While hurricane season began June 1 and ends in late November, according to the National Weather Service, most storms peak in late September and October, when the likelihood of hurricanes, thunderstorms, wildfires, and other natural disasters significantly increases across many areas of the U.S. You need look no further than the past couple of weeks to see the damage and disruption incurred by hurricanes Ida, Henri, and Fred along the east and gulf coasts.
And it's not just hurricanes or wildfires that make the news: the Plains and Great Lake regions often start their battle with freezing conditions and snowfall during the fall months.

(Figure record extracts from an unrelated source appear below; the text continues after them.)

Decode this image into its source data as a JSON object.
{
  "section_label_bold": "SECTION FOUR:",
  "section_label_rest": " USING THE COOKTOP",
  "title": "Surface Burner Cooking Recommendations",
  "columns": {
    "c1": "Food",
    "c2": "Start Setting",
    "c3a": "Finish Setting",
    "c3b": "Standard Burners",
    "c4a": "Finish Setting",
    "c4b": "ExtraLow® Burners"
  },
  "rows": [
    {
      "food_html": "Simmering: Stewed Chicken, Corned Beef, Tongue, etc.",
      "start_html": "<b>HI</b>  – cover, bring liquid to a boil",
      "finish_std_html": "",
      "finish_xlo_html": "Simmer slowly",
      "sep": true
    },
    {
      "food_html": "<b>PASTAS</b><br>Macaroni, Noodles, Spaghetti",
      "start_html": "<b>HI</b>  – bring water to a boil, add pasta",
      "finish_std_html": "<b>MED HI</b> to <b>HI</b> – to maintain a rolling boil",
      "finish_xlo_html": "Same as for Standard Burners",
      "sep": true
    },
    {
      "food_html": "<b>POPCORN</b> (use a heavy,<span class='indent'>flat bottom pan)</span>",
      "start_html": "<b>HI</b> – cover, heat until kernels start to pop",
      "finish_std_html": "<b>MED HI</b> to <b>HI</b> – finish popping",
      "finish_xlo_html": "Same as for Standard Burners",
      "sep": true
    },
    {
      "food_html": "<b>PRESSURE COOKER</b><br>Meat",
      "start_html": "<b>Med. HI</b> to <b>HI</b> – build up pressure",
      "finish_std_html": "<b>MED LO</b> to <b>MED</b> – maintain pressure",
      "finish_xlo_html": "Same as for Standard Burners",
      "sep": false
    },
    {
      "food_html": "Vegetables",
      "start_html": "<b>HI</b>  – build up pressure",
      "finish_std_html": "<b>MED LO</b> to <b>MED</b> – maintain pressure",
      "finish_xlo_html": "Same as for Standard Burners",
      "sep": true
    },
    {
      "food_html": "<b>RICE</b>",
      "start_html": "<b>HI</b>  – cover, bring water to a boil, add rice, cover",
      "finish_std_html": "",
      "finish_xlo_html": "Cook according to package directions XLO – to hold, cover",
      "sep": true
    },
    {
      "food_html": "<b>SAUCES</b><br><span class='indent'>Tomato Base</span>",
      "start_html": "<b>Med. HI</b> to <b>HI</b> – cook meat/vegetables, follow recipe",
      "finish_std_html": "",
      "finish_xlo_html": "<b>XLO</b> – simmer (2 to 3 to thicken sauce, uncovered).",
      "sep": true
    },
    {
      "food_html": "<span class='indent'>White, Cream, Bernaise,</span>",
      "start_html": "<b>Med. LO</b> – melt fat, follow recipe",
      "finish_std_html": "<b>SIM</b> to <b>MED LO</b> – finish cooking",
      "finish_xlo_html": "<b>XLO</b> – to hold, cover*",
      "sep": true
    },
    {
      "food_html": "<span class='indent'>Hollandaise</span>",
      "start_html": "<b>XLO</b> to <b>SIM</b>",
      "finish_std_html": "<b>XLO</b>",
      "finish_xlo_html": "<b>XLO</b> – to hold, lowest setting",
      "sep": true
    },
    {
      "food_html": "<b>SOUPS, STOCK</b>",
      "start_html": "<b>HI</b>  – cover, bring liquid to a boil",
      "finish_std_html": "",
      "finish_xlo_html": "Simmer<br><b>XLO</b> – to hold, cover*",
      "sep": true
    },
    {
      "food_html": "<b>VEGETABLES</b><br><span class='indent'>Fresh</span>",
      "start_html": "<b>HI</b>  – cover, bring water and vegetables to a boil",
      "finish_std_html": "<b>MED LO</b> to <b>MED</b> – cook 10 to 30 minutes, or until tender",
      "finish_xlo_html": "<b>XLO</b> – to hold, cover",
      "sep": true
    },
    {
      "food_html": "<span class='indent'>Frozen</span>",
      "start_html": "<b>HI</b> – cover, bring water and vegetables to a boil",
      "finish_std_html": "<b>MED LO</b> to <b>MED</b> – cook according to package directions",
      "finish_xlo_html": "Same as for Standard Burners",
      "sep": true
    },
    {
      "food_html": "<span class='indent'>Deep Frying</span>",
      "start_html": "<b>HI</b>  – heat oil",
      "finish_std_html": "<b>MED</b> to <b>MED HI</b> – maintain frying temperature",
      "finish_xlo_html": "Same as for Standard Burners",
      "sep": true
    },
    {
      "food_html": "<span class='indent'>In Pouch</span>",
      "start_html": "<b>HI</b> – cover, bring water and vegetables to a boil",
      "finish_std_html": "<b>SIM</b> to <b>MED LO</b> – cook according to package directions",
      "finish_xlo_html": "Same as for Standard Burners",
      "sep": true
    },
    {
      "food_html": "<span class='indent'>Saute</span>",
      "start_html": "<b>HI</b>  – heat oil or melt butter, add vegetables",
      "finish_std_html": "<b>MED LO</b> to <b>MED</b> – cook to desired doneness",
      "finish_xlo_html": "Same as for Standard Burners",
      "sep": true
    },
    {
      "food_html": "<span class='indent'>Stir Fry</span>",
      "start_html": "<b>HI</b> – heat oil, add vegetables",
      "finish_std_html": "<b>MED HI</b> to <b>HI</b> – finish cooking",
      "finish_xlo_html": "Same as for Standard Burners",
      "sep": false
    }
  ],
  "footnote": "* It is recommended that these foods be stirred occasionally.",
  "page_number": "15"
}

Ready, a national public service campaign, has earmarked September as National Preparedness Month and urges all those who are tasked with protecting people and property from fire, electrical, and related hazards, to work together, help educate, and empower the public to prepare, respond to, and mitigate emergencies before they become tragedies. The theme for this year's campaign, “Prepare to Protect,” reminds everyone that being better prepared before, during, and after an emergency is key to getting our lives back to normal as quickly as possible.
NFPA has a wealth of information to help public educators prepare ahead of weather events and other emergencies in their areas:
A fact sheet and related information provides residents and businesses with easy wildfire risk reduction steps they can do around their homes and buildings to make them safer from wildfire and blowing embers.
An escape plan activity sheet helps families prepare and practice an escape plan in case of a fire in the home. An emergency supplies kit checklist provides a list of items a family may need in case of an evacuation due to an emergency weather event.
A tip sheet provides the facts and steps homeowners can take to safely use portable generators in the event homes lose power after a storm.
With so much “weather” happening across the country, the time to start preparing communities is now. Make Preparedness Month the jump start you need to put plans in place.